How to put mature strategies in place for dealing with moments of interfaith tension in relationships.
Dear Thomas,
I've heard the motto, "the family that prays together, stays together." I imagine that applies to dating couples too. My boyfriend is not particularly religious, and I am a Christian with roots in the Baptist church. I like to say grace before meals, it is a connection for me not only to God, but also to the traditions I was raised with. He says that praying "in Jesus' name" makes him uncomfortable, but I'm not sure I'm ok with leaving it out. Any advice for how we might find a way to pray together? Because I'd really like for us to stay together!
--Faithful
Dear Faithful,
When two people enter a relationship, from the outside it may look like the simple union of two persons. But inwardly, they bring their families with them, making the relationship much more complex. The new relationship brings to the surface deep-seated ideas and values that have their origins in the family. But no two families are alike, and so the couple faces the challenge of merging two deep streams of thoughts and feelings.
Your tradition of saying grace in Jesus' name is important to you. Apparently, not being religious in that way is important to your boyfriend. How you navigate these differences will strengthen or weaken your relationship. You could begin by respecting your boyfriend's sensitivities. Not wanting to be religious in a particular way is a spiritual choice. It doesn't necessarily mean that he is not religious but that he is religious in a different way. In a thoughtful conversation, you could uncover the roots of his feelings and ideas on this matter and be sure that he knows all about your background, too. In plain, non-judgmental language you could offer to respect his views and at the same time ask for some understanding of your feelings. Mutual respect can only come from a clear expression of what's important to you and why. Don't be defensive, but don't be overly accommodating.

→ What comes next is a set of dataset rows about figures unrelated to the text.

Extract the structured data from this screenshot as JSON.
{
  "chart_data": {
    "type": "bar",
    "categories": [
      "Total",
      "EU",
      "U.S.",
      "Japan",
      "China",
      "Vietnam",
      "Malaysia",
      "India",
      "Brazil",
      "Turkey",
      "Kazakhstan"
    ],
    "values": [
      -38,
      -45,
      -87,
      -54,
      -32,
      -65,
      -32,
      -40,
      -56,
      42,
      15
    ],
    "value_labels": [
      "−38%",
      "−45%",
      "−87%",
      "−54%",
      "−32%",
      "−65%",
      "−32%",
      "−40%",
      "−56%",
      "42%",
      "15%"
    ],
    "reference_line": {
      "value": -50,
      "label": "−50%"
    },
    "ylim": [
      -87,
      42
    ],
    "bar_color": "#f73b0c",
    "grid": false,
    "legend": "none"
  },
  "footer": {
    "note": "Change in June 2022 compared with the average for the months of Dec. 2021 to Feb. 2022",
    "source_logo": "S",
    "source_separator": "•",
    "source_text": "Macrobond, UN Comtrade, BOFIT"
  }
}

There has to be a solution that takes both of your sensitivities into account. You could alternate forms of saying grace. Maybe a moment of silent blessing or thanksgiving would feel all right to him. Or, maybe you could say your grace occasionally, and have no grace at other times.
These solutions may seem mechanical. They are part of the experiment of finding out how to share a life with someone who has different values and views. Eventually, you may discover a deeper spiritual commonality, where you don't have to work at being mutually respectful. It will just happen.
Creating a good relationship entails some challenging learning on both sides. You may have to reconsider some of your childhood ideas about religion and religious practices. In that regard, your boyfriend's annoyance may have something to teach you. For his part, your boyfriend may have to learn religious tolerance and a deeper appreciation for spiritual traditions. In other words, this conflict has something important to give to each of you. It all depends how maturely you work it out.